Using the algorithm, we conduct experiments which suggest that the probability of persistence diagrams changing as a result of field changes is not zero, but very low for random pointclouds in \(\mathbb {R}^3\). Thus, we do not need to be particularly concerned about the choice of the field in most practical persistent homology contexts for three-dimensional data if we approach persistence diagrams in statistical terms. To assuage researchers’ future concerns about this issue, the torsion condition can be checked by the algorithm.
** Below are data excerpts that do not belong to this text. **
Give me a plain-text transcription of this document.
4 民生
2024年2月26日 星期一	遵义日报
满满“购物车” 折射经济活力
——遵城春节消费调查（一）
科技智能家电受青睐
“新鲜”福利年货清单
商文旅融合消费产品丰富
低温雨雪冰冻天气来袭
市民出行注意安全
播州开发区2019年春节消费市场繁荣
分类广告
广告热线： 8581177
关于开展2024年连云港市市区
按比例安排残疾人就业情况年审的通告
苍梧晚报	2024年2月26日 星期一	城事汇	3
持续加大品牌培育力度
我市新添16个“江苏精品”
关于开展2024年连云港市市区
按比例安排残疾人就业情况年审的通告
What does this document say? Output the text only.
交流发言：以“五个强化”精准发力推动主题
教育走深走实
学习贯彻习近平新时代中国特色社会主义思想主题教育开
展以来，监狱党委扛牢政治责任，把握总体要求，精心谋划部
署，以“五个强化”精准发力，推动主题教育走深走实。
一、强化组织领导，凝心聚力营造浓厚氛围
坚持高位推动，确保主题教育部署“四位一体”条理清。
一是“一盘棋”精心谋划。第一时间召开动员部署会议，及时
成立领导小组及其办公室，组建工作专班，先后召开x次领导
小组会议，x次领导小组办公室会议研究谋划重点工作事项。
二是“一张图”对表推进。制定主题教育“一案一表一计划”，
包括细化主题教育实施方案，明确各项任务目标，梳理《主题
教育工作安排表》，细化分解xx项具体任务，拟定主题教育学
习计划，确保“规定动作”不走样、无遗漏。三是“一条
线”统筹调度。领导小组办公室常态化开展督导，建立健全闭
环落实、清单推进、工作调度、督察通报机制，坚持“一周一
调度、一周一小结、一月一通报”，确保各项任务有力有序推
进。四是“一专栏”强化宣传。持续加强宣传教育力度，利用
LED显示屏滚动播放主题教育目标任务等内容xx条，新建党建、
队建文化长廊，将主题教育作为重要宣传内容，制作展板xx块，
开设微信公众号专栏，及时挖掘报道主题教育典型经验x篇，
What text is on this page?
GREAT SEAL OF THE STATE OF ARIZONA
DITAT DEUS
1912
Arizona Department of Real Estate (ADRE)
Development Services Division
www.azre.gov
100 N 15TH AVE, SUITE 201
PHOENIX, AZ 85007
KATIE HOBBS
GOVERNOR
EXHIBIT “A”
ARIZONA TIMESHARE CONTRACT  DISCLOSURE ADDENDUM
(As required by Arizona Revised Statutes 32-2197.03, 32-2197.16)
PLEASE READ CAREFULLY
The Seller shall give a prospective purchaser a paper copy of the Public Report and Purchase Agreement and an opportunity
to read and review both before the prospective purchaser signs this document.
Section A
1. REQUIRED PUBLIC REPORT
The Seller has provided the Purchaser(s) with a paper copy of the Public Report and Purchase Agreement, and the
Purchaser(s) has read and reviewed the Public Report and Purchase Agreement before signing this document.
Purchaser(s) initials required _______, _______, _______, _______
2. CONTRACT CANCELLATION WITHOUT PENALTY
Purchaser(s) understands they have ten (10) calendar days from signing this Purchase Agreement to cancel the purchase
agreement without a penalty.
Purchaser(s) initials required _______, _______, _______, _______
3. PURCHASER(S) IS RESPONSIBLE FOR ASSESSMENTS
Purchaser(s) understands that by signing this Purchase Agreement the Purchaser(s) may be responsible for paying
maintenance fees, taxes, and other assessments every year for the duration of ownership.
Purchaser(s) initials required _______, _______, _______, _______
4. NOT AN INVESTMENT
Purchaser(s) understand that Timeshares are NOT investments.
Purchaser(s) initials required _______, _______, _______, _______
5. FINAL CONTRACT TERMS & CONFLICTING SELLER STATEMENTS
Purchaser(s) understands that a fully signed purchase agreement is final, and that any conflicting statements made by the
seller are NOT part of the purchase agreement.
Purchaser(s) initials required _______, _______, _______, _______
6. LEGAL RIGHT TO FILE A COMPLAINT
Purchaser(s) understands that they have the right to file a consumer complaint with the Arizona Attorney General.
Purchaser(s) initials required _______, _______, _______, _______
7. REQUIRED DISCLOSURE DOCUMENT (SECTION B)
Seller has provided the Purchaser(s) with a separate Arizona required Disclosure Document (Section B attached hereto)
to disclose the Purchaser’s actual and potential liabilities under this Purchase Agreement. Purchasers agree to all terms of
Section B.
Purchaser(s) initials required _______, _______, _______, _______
Of course, where torsion structures are important, such as Klein bottles or Möbius strip, the choice of the coefficient field is important. Based on the results of the numerical experiment on \(\bar{Y}(75)\) and Vietoris–Rips filtrations, we also suggest that the choice of the coefficient field is important for high-dimensional data. In such contexts, further study is required into the torsion on the filtrations.

Further, the results herein suggest that the “difficulty” of computation of \(D_q(\mathbb {X};\mathbb {k})\) depends on the torsion in the filtrations. If the torsion subgroup is zero, \(D_q(\mathbb {X};\mathbb {k})\) for any \(\mathbb {k}\) is computable by computing \(D_q(\mathbb {X};\mathbb {k})\) for only one \(\mathbb {k}\), for example, \(\mathbb {Z}_2\). If not, to compute \(D_q(\mathbb {X};\mathbb {k})\) for many \(\mathbb {k}\) is more onerous as explained in Question 1.14. This phenomenon is not dissimilar to a theorem by Dey et al. [11]. Those authors proved that the difficulty of computing a kind of optimization problem on homology algebra depends on the existence of the non-zero torsion subgroup of the relative homology group. Integer programming on homology algebra can be solved by linear programming if the torsion-free condition holds. Integer programming requires much more time than linear programming in the sense of computational complexity theory. Of course, our paper and their paper concern different problems, but the results are similar because of the shared focus on the torsions of relative homology. These results suggest that the existence of non-trivial torsion subgroups in relative homology renders the problems of computational homology is more difficult.